In order to address the issue, scientists from the Department of Chemistry at the Indian Institute of Technology, Madras have developed a biodegradable super-absorbent polymer using chitosan (a kind of sugar extracted from seafood waste), citric acid and urea. This super-absorbent has capacity – it can absorb 1,250g of water for each gram of the polymer.
The researchers used chitosan obtained from seafood waste source, and two easily available sustainable chemicals – citric acid and urea. Water absorbing material from a commercial baby diaper was used for comparison. The materials (chitosan, citric acid and urea) were mixed in a weight ratio of 1:2:2. The mixture was heated in an aqueous medium to 100º C in a closed container to form a highly viscous and porous, cross-linked gel denoted as CHCAUR (from chitosan, citric acid and urea). The gel was then dried to remove residual solvent and powdered for further study.
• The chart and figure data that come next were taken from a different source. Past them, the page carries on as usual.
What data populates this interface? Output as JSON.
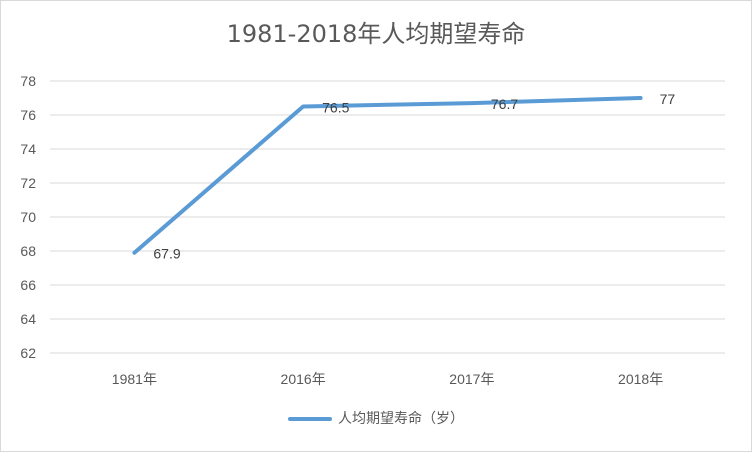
{
  "chart_data": {
    "type": "line",
    "title": "1981-2018年人均期望寿命",
    "categories": [
      "1981年",
      "2016年",
      "2017年",
      "2018年"
    ],
    "series": [
      {
        "name": "人均期望寿命（岁）",
        "values": [
          67.9,
          76.5,
          76.7,
          77
        ],
        "color": "#5b9bd5"
      }
    ],
    "data_labels": [
      "67.9",
      "76.5",
      "76.7",
      "77"
    ],
    "xlabel": "",
    "ylabel": "",
    "ylim": [
      62,
      78
    ],
    "yticks": [
      "62",
      "64",
      "66",
      "68",
      "70",
      "72",
      "74",
      "76",
      "78"
    ],
    "grid": true,
    "legend_position": "bottom"
  }
}
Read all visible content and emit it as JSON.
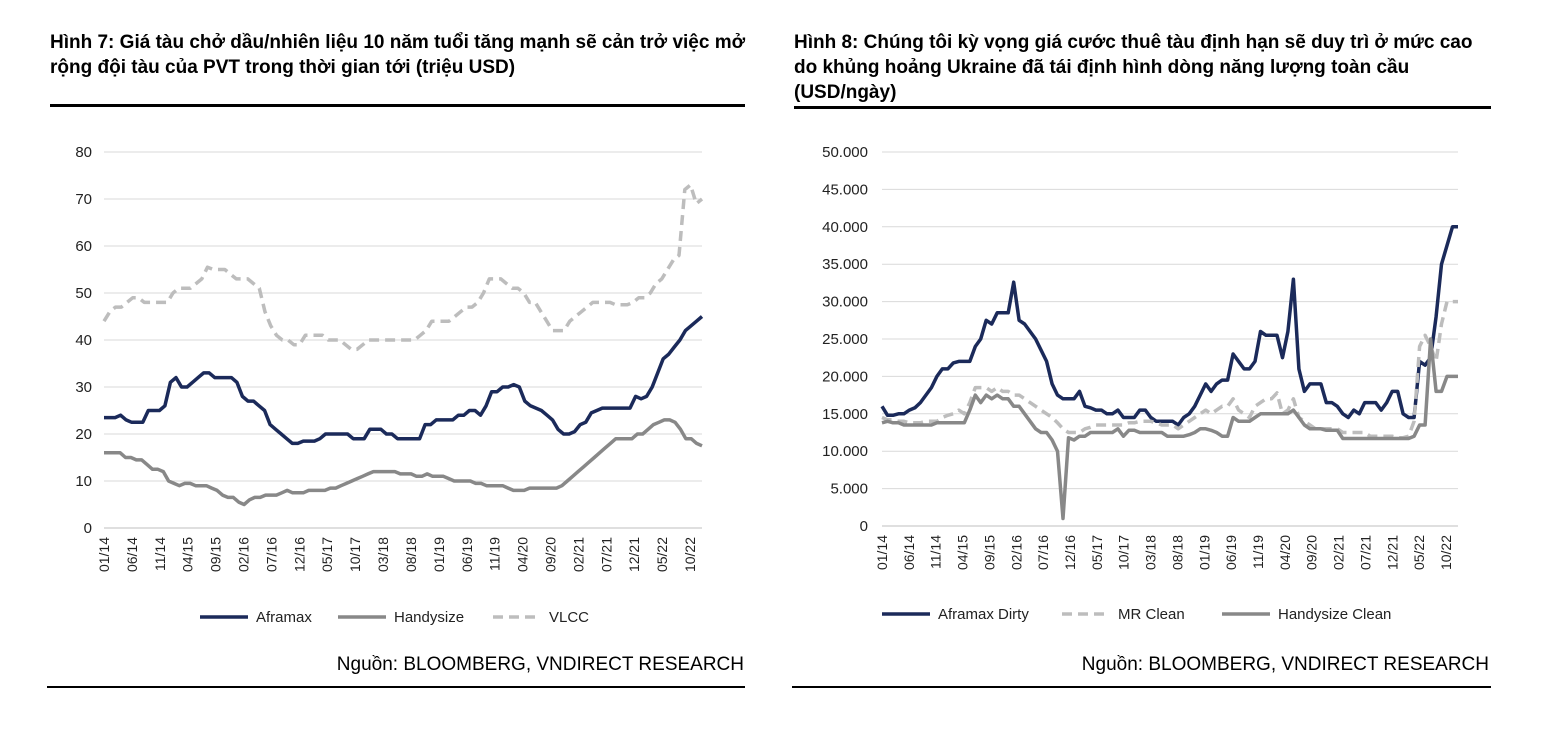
{
  "left": {
    "title": "Hình 7: Giá tàu chở dầu/nhiên liệu 10 năm tuổi tăng mạnh sẽ cản trở việc mở rộng đội tàu của PVT trong thời gian tới (triệu USD)",
    "source": "Nguồn: BLOOMBERG, VNDIRECT RESEARCH"
  },
  "right": {
    "title": "Hình 8: Chúng tôi kỳ vọng giá cước thuê tàu định hạn sẽ duy trì ở mức cao do khủng hoảng Ukraine đã tái định hình dòng năng lượng toàn cầu (USD/ngày)",
    "source": "Nguồn: BLOOMBERG, VNDIRECT RESEARCH"
  },
  "chart_data": [
    {
      "type": "line",
      "title": "Hình 7: Giá tàu chở dầu/nhiên liệu 10 năm tuổi tăng mạnh sẽ cản trở việc mở rộng đội tàu của PVT trong thời gian tới (triệu USD)",
      "x_ticks": [
        "01/14",
        "06/14",
        "11/14",
        "04/15",
        "09/15",
        "02/16",
        "07/16",
        "12/16",
        "05/17",
        "10/17",
        "03/18",
        "08/18",
        "01/19",
        "06/19",
        "11/19",
        "04/20",
        "09/20",
        "02/21",
        "07/21",
        "12/21",
        "05/22",
        "10/22"
      ],
      "y_ticks": [
        "0",
        "10",
        "20",
        "30",
        "40",
        "50",
        "60",
        "70",
        "80"
      ],
      "ylim": [
        0,
        80
      ],
      "grid": true,
      "legend_position": "bottom",
      "series": [
        {
          "name": "Aframax",
          "color": "#1b2a5a",
          "dash": "solid",
          "values": [
            23.5,
            23.5,
            23.5,
            24,
            23,
            22.5,
            22.5,
            22.5,
            25,
            25,
            25,
            26,
            31,
            32,
            30,
            30,
            31,
            32,
            33,
            33,
            32,
            32,
            32,
            32,
            31,
            28,
            27,
            27,
            26,
            25,
            22,
            21,
            20,
            19,
            18,
            18,
            18.5,
            18.5,
            18.5,
            19,
            20,
            20,
            20,
            20,
            20,
            19,
            19,
            19,
            21,
            21,
            21,
            20,
            20,
            19,
            19,
            19,
            19,
            19,
            22,
            22,
            23,
            23,
            23,
            23,
            24,
            24,
            25,
            25,
            24,
            26,
            29,
            29,
            30,
            30,
            30.5,
            30,
            27,
            26,
            25.5,
            25,
            24,
            23,
            21,
            20,
            20,
            20.5,
            22,
            22.5,
            24.5,
            25,
            25.5,
            25.5,
            25.5,
            25.5,
            25.5,
            25.5,
            28,
            27.5,
            28,
            30,
            33,
            36,
            37,
            38.5,
            40,
            42,
            43,
            44,
            45
          ]
        },
        {
          "name": "Handysize",
          "color": "#888888",
          "dash": "solid",
          "values": [
            16,
            16,
            16,
            16,
            15,
            15,
            14.5,
            14.5,
            13.5,
            12.5,
            12.5,
            12,
            10,
            9.5,
            9,
            9.5,
            9.5,
            9,
            9,
            9,
            8.5,
            8,
            7,
            6.5,
            6.5,
            5.5,
            5,
            6,
            6.5,
            6.5,
            7,
            7,
            7,
            7.5,
            8,
            7.5,
            7.5,
            7.5,
            8,
            8,
            8,
            8,
            8.5,
            8.5,
            9,
            9.5,
            10,
            10.5,
            11,
            11.5,
            12,
            12,
            12,
            12,
            12,
            11.5,
            11.5,
            11.5,
            11,
            11,
            11.5,
            11,
            11,
            11,
            10.5,
            10,
            10,
            10,
            10,
            9.5,
            9.5,
            9,
            9,
            9,
            9,
            8.5,
            8,
            8,
            8,
            8.5,
            8.5,
            8.5,
            8.5,
            8.5,
            8.5,
            9,
            10,
            11,
            12,
            13,
            14,
            15,
            16,
            17,
            18,
            19,
            19,
            19,
            19,
            20,
            20,
            21,
            22,
            22.5,
            23,
            23,
            22.5,
            21,
            19,
            19,
            18,
            17.5
          ]
        },
        {
          "name": "VLCC",
          "color": "#bdbdbd",
          "dash": "dashed",
          "values": [
            44,
            46,
            47,
            47,
            48,
            49,
            49,
            48,
            48,
            48,
            48,
            48,
            50,
            51,
            51,
            51,
            52,
            53,
            55.5,
            55,
            55,
            55,
            54,
            53,
            53,
            53,
            52,
            51,
            46,
            43,
            41,
            40,
            40,
            39,
            39,
            41,
            41,
            41,
            41,
            40,
            40,
            40,
            39,
            38,
            38,
            39,
            40,
            40,
            40,
            40,
            40,
            40,
            40,
            40,
            40,
            41,
            42,
            44,
            44,
            44,
            44,
            45,
            46,
            47,
            47,
            48,
            50,
            53,
            53,
            53,
            52,
            51,
            51,
            50,
            48,
            48,
            46,
            44,
            42,
            42,
            42,
            44,
            45,
            46,
            47,
            48,
            48,
            48,
            48,
            47.5,
            47.5,
            47.5,
            48,
            49,
            49,
            50,
            52,
            53,
            55,
            57,
            58,
            72,
            73,
            69,
            70
          ]
        }
      ]
    },
    {
      "type": "line",
      "title": "Hình 8: Chúng tôi kỳ vọng giá cước thuê tàu định hạn sẽ duy trì ở mức cao do khủng hoảng Ukraine đã tái định hình dòng năng lượng toàn cầu (USD/ngày)",
      "x_ticks": [
        "01/14",
        "06/14",
        "11/14",
        "04/15",
        "09/15",
        "02/16",
        "07/16",
        "12/16",
        "05/17",
        "10/17",
        "03/18",
        "08/18",
        "01/19",
        "06/19",
        "11/19",
        "04/20",
        "09/20",
        "02/21",
        "07/21",
        "12/21",
        "05/22",
        "10/22"
      ],
      "y_ticks": [
        "0",
        "5.000",
        "10.000",
        "15.000",
        "20.000",
        "25.000",
        "30.000",
        "35.000",
        "40.000",
        "45.000",
        "50.000"
      ],
      "ylim": [
        0,
        50000
      ],
      "grid": true,
      "legend_position": "bottom",
      "series": [
        {
          "name": "Aframax Dirty",
          "color": "#1b2a5a",
          "dash": "solid",
          "values": [
            16000,
            14800,
            14800,
            15000,
            15000,
            15500,
            15800,
            16500,
            17500,
            18500,
            20000,
            21000,
            21000,
            21800,
            22000,
            22000,
            22000,
            24000,
            25000,
            27500,
            27000,
            28500,
            28500,
            28500,
            32600,
            27500,
            27000,
            26000,
            25000,
            23500,
            22000,
            19000,
            17500,
            17000,
            17000,
            17000,
            18000,
            16000,
            15800,
            15500,
            15500,
            15000,
            15000,
            15500,
            14500,
            14500,
            14500,
            15500,
            15500,
            14500,
            14000,
            14000,
            14000,
            14000,
            13500,
            14500,
            15000,
            16000,
            17500,
            19000,
            18000,
            19000,
            19500,
            19500,
            23000,
            22000,
            21000,
            21000,
            22000,
            26000,
            25500,
            25500,
            25500,
            22500,
            26000,
            33000,
            21000,
            18000,
            19000,
            19000,
            19000,
            16500,
            16500,
            16000,
            15000,
            14500,
            15500,
            15000,
            16500,
            16500,
            16500,
            15500,
            16500,
            18000,
            18000,
            15000,
            14500,
            14500,
            22000,
            21500,
            22500,
            28000,
            35000,
            37500,
            40000,
            40000
          ]
        },
        {
          "name": "MR Clean",
          "color": "#bdbdbd",
          "dash": "dashed",
          "values": [
            14500,
            14200,
            14200,
            14000,
            14000,
            13800,
            13800,
            13800,
            14000,
            14000,
            14000,
            14500,
            14800,
            15000,
            15500,
            15000,
            16500,
            18500,
            18500,
            18500,
            18000,
            18500,
            18000,
            18000,
            17500,
            17500,
            17000,
            16500,
            16000,
            15500,
            15000,
            14500,
            13800,
            13000,
            12500,
            12500,
            12500,
            13000,
            13200,
            13500,
            13500,
            13500,
            13500,
            13500,
            13500,
            13800,
            13800,
            14000,
            14000,
            14000,
            13800,
            13500,
            13500,
            13500,
            13000,
            13500,
            14000,
            14500,
            15000,
            15500,
            15000,
            15500,
            16000,
            16000,
            17000,
            15500,
            15000,
            14500,
            16000,
            16500,
            17000,
            17000,
            17800,
            15000,
            15500,
            17000,
            14500,
            14000,
            13500,
            13000,
            13000,
            13000,
            13000,
            13000,
            12500,
            12500,
            12500,
            12500,
            12500,
            12000,
            12000,
            12000,
            12000,
            12000,
            11800,
            11800,
            12000,
            14000,
            24000,
            25500,
            24000,
            22000,
            27000,
            30000,
            30000,
            30000
          ]
        },
        {
          "name": "Handysize Clean",
          "color": "#888888",
          "dash": "solid",
          "values": [
            13800,
            14000,
            13800,
            13800,
            13500,
            13500,
            13500,
            13500,
            13500,
            13500,
            13800,
            13800,
            13800,
            13800,
            13800,
            13800,
            15500,
            17500,
            16500,
            17500,
            17000,
            17500,
            17000,
            17000,
            16000,
            16000,
            15000,
            14000,
            13000,
            12500,
            12500,
            11500,
            10000,
            1000,
            11800,
            11500,
            12000,
            12000,
            12500,
            12500,
            12500,
            12500,
            12500,
            13000,
            12000,
            12800,
            12800,
            12500,
            12500,
            12500,
            12500,
            12500,
            12000,
            12000,
            12000,
            12000,
            12200,
            12500,
            13000,
            13000,
            12800,
            12500,
            12000,
            12000,
            14500,
            14000,
            14000,
            14000,
            14500,
            15000,
            15000,
            15000,
            15000,
            15000,
            15000,
            15500,
            14500,
            13500,
            13000,
            13000,
            13000,
            12800,
            12800,
            12800,
            11700,
            11700,
            11700,
            11700,
            11700,
            11700,
            11700,
            11700,
            11700,
            11700,
            11700,
            11700,
            11700,
            12000,
            13500,
            13500,
            25000,
            18000,
            18000,
            20000,
            20000,
            20000
          ]
        }
      ]
    }
  ]
}
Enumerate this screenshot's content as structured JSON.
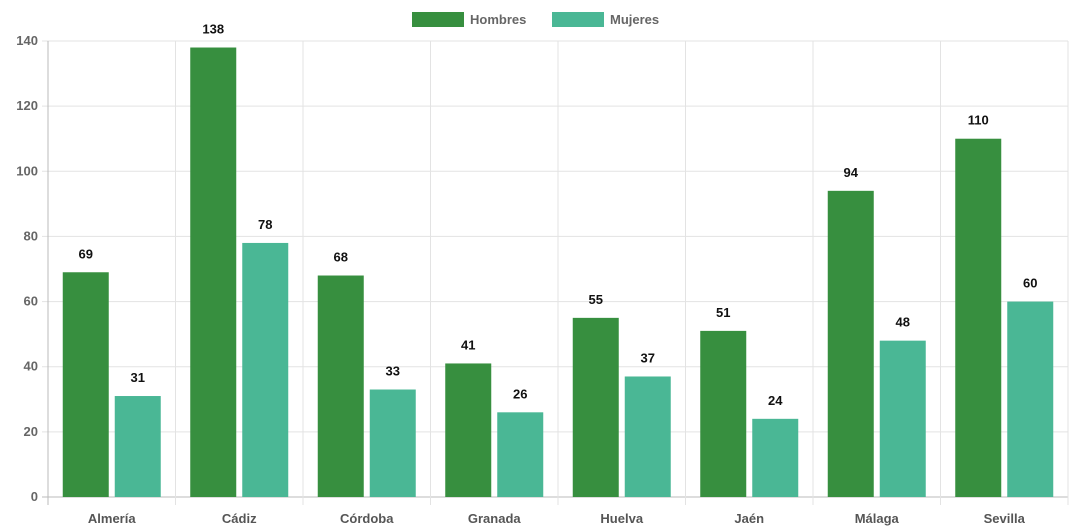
{
  "chart_data": {
    "type": "bar",
    "categories": [
      "Almería",
      "Cádiz",
      "Córdoba",
      "Granada",
      "Huelva",
      "Jaén",
      "Málaga",
      "Sevilla"
    ],
    "series": [
      {
        "name": "Hombres",
        "color": "#378f3f",
        "values": [
          69,
          138,
          68,
          41,
          55,
          51,
          94,
          110
        ]
      },
      {
        "name": "Mujeres",
        "color": "#4ab795",
        "values": [
          31,
          78,
          33,
          26,
          37,
          24,
          48,
          60
        ]
      }
    ],
    "title": "",
    "xlabel": "",
    "ylabel": "",
    "ylim": [
      0,
      140
    ],
    "yticks": [
      0,
      20,
      40,
      60,
      80,
      100,
      120,
      140
    ],
    "grid": true,
    "legend": "top-center",
    "data_labels": true
  }
}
“In the present form, our material does not absorb water as rapidly as commercially available diaper materials, but it is biodegradable unlike fully synthetic commercial superabsorbent,” explained DrRaghavachariDhamodharan, the lead researcher. He described the synthesis process as eco-friendly since water has been used in experiments instead of any synthetic chemicals.
Researchers feel it can also find applications in agriculture, especially as a controlled releasing agent of micro and macronutrients to the soil. The study also mentions that when applied to soil, CHCAUR was found to decrease water evaporation rate significantly. The research team included Prof RaghavachariDhamodharan, Abathodharanan Narayanan, RavishankarKartik, and Elanchezhian Sangeetha (Indian Institute of Technology, Madras). The results of the study have been published in journal Carbohydrate Polymers.